Fire Safety is No Joke!

Association of Cabling Professionals (ACP) has issued a Product Alert regarding cables and fire protection margins. Not all cables live up to their claims. Caveat Emptor! See www.wireville.com for alot more information. The ACP representative said that they hope to have a generic specification for the Category 5 plenum cable posted to their website very soon. This spec should help the buyer clarify their purchase requirements and insure a safe-quality buy.

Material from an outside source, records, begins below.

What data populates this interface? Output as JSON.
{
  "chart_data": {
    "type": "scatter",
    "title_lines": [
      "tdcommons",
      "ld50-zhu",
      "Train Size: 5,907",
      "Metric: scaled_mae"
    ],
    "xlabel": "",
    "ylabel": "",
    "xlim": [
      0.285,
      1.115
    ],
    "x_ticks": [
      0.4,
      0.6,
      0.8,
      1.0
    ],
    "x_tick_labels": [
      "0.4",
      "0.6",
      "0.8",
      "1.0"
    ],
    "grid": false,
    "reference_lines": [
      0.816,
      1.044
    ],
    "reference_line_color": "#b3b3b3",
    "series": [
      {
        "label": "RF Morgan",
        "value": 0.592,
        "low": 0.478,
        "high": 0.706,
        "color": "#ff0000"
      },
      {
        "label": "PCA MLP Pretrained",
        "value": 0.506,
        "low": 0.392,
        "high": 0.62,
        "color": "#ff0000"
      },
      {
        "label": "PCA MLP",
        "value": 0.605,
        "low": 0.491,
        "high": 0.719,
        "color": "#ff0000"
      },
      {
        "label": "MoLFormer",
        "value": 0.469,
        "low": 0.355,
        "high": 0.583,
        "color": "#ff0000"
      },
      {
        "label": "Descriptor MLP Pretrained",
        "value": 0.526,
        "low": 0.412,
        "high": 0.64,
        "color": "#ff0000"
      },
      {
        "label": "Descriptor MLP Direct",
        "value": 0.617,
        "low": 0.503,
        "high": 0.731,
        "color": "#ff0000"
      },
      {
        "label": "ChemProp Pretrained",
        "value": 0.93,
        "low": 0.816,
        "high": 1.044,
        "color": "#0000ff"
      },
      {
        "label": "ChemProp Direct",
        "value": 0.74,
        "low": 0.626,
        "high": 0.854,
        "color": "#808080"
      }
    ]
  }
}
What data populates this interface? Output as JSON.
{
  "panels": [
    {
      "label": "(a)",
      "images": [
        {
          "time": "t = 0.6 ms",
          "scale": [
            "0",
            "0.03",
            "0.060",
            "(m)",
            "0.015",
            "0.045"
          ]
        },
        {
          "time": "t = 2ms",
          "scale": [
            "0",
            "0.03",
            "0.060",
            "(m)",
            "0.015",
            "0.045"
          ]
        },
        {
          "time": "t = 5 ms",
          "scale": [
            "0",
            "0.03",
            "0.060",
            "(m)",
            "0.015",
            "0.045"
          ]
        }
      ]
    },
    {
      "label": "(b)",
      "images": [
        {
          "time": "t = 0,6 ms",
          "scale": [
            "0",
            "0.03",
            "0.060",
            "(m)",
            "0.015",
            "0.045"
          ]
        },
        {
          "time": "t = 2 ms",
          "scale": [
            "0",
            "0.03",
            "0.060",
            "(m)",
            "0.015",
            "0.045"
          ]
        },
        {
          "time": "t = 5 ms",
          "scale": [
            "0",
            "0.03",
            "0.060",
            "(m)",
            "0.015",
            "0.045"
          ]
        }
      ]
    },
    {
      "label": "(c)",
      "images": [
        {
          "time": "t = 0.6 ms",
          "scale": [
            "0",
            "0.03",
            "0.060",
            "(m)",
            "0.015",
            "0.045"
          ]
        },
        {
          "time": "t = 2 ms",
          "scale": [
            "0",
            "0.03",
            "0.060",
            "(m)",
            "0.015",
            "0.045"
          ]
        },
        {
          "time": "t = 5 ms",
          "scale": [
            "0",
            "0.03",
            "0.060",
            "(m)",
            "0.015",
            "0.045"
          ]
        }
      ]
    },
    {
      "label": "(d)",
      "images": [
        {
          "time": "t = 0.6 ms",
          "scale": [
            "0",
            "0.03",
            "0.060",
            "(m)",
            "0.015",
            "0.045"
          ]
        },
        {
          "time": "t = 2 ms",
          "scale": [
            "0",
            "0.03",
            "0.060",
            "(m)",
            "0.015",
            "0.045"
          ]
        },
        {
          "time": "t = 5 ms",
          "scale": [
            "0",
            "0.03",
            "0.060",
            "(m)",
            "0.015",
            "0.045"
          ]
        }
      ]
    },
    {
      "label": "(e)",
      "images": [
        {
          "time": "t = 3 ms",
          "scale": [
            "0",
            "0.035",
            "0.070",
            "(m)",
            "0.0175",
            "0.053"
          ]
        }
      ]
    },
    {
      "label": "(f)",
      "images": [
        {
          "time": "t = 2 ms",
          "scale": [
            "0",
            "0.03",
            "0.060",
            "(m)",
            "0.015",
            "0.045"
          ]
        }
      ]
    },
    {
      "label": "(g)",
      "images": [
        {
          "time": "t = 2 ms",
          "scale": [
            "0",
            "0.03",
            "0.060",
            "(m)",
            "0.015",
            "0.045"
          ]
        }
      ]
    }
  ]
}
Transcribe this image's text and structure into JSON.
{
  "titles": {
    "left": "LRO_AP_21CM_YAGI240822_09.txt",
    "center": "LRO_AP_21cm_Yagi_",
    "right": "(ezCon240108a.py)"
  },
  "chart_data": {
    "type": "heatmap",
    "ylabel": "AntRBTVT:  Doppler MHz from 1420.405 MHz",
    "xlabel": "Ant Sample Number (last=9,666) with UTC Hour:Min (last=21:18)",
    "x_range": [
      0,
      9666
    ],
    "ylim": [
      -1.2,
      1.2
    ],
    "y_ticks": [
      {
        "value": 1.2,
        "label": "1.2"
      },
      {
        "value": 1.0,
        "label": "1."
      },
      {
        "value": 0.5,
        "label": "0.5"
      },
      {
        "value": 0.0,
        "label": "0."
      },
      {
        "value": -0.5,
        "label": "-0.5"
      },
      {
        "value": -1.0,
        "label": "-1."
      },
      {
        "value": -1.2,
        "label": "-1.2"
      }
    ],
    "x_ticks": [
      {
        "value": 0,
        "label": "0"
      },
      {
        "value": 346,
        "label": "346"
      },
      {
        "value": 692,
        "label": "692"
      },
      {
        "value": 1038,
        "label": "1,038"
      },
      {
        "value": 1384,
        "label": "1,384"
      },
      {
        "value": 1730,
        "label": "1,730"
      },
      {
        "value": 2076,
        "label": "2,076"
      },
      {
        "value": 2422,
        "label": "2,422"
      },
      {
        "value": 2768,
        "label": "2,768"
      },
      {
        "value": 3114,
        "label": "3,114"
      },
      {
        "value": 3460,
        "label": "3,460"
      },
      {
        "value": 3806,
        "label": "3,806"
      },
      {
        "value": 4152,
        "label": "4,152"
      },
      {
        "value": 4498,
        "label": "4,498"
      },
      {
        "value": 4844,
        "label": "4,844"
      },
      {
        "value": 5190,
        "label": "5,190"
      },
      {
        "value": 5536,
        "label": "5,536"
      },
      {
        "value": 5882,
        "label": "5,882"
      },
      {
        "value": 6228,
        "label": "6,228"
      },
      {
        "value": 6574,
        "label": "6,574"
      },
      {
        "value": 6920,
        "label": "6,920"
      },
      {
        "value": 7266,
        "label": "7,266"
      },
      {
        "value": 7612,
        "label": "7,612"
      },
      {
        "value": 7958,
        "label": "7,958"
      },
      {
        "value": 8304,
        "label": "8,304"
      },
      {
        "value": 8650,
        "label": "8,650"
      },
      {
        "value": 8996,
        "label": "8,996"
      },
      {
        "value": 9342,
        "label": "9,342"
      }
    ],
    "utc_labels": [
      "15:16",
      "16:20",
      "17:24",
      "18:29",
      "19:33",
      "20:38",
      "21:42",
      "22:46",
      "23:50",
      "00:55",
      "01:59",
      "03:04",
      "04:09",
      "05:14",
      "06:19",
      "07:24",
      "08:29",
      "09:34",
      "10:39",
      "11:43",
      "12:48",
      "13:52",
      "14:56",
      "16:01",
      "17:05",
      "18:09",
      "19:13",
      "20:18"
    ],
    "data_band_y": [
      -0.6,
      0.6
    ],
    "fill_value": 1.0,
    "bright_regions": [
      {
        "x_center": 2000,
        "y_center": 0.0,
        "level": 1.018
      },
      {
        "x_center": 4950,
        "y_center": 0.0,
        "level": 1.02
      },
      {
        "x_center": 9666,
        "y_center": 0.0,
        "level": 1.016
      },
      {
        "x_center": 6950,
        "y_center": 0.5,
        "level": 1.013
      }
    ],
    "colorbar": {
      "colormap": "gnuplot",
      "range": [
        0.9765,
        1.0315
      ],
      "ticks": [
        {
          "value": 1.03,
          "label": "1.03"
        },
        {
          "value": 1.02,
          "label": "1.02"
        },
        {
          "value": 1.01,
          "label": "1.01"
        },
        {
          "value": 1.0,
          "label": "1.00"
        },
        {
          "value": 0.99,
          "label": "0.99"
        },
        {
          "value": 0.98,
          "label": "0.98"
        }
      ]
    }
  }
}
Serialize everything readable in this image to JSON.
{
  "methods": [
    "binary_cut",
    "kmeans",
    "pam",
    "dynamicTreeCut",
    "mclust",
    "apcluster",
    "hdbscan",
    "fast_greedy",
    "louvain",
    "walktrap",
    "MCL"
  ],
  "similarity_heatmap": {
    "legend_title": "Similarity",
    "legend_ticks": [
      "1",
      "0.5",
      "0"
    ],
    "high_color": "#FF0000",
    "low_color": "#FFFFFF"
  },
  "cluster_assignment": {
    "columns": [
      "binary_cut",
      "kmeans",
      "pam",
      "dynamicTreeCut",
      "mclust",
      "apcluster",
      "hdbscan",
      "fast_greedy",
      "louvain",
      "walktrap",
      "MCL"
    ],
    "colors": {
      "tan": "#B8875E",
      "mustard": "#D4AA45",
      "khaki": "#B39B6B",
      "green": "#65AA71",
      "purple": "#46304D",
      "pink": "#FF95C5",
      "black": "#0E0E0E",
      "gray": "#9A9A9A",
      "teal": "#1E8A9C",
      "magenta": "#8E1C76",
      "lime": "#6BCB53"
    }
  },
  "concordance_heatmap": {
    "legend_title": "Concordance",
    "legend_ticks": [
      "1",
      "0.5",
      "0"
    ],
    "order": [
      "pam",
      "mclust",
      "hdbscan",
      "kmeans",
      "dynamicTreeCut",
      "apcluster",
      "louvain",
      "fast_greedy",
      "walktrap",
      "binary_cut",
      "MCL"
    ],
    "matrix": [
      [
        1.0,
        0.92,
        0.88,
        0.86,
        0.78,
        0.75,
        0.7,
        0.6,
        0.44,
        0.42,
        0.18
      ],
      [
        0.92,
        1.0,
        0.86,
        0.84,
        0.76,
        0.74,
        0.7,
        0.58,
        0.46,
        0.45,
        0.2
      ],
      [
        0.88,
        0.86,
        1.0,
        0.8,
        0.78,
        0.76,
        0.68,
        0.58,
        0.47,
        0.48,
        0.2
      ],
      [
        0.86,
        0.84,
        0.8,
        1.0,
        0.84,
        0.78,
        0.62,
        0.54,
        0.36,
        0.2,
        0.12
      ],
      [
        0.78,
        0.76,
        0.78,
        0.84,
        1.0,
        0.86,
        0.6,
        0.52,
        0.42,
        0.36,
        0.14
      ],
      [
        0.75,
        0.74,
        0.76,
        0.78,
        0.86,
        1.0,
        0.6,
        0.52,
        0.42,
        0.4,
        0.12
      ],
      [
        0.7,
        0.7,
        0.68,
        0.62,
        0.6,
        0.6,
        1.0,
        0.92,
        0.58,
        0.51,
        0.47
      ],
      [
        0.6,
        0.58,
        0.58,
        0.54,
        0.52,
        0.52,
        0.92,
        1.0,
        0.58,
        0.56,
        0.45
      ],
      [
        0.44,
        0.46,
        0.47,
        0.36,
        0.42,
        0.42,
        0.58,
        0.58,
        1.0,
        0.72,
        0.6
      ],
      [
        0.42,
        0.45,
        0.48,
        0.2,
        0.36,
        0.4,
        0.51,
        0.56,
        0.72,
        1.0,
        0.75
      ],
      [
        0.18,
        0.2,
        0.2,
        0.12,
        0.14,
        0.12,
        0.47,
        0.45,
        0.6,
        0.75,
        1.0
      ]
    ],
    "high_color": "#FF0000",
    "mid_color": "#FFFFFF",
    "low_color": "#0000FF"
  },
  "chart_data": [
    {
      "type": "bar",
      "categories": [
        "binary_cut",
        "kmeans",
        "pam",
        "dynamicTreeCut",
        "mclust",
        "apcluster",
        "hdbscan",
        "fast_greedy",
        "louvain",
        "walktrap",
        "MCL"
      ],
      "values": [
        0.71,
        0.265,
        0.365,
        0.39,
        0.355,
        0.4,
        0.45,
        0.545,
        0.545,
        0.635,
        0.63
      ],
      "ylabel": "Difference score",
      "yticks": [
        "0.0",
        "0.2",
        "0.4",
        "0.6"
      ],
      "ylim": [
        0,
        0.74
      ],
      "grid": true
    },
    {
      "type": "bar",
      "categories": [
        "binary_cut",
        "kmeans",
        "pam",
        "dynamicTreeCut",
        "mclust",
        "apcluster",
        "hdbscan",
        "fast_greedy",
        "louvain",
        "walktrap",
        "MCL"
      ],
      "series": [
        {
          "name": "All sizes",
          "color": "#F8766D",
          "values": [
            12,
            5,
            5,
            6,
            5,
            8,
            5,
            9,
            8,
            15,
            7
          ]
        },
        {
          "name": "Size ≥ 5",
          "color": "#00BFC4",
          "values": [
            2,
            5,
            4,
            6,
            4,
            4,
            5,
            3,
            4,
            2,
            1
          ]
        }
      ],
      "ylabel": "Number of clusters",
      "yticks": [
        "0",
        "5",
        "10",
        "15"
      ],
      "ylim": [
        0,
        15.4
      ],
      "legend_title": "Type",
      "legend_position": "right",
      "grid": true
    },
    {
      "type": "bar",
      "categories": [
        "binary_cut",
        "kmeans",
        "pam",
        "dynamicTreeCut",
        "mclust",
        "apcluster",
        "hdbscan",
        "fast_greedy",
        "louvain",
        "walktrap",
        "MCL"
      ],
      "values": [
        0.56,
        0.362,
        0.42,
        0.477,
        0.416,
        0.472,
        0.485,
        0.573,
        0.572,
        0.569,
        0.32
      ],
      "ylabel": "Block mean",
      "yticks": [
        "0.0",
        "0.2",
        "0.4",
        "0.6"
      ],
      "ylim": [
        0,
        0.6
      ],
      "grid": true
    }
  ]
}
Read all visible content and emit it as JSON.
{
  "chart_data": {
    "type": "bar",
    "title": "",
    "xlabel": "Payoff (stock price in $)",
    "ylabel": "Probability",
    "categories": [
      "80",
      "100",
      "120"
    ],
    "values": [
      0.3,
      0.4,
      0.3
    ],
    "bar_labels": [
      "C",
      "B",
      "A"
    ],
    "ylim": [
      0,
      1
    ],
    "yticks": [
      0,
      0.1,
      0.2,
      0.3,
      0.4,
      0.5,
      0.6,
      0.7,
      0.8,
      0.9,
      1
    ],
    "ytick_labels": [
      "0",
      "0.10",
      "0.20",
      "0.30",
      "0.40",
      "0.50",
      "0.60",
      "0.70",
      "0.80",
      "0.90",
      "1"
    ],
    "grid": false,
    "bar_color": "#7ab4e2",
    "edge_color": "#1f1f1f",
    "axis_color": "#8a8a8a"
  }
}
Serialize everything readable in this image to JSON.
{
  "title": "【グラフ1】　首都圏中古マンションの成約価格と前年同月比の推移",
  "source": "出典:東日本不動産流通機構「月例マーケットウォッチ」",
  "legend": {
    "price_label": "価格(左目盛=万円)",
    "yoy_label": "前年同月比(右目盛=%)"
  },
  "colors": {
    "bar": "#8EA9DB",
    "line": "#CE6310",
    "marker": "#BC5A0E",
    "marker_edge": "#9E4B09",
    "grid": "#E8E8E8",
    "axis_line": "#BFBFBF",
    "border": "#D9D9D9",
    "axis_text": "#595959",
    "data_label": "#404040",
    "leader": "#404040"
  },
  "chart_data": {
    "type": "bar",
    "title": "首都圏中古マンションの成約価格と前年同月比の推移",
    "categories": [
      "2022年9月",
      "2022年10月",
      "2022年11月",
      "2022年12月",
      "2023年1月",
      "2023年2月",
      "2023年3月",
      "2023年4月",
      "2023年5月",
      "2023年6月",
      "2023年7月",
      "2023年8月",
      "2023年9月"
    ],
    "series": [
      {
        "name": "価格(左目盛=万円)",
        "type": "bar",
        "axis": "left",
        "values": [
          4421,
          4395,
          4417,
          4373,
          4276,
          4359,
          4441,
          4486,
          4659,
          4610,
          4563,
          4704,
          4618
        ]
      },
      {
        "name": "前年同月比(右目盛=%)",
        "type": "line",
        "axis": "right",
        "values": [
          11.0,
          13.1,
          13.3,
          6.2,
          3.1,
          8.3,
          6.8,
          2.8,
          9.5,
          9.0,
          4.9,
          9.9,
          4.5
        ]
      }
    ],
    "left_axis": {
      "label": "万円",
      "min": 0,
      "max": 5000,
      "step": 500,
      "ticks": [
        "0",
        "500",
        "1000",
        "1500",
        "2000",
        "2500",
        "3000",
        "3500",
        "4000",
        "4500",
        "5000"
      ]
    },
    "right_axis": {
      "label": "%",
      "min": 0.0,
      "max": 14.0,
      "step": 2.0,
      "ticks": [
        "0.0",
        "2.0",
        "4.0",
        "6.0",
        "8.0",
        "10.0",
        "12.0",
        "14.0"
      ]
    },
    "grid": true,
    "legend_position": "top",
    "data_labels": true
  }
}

Smart Buildings are back again . . .

With technology and regulation in their corner, the building owners are looking at an old concept with a renewed interest. Some years ago, United Technologies, Inc. promised intelligent buildings to the building owners. Today, the revenue associated with those concepts can be captured by the building owners without tampering with the sacred "rent budget". This new and powerful is already driving a quest for "CABLING FOR DOLLARS". Expect an increased focus on BOMA (Building Owners and Managers Association) and NAIOP (National Association of Industrial and Office Properties). The AIA (American Institute of Architects) should get their fair share of attention as well.


Believe or Not . . .

NYNEX has achieved record earnings growth for the second consecutive year, the first back-to-back years with double-digit EPS growth. We have received news that NYNEX will not publish an Annual Report for Shareholders with the 1996 results, due to the upcoming merger with Bell Atlantic. In order to inform shareholders of pertinent financial information, NYNEX issued a News Release earlier this year in which they give the following "Year-End Highlights":

Net income is up.

Earnings per share are up.

Total revenues, including NYNEX's share of unconsolidated ventures, continue to grow.

Access line demand drops at a record pace.

Operating margin expands.

Aggressive initiatives put service back on track.

. . . and, the firings shall continue until morale improves.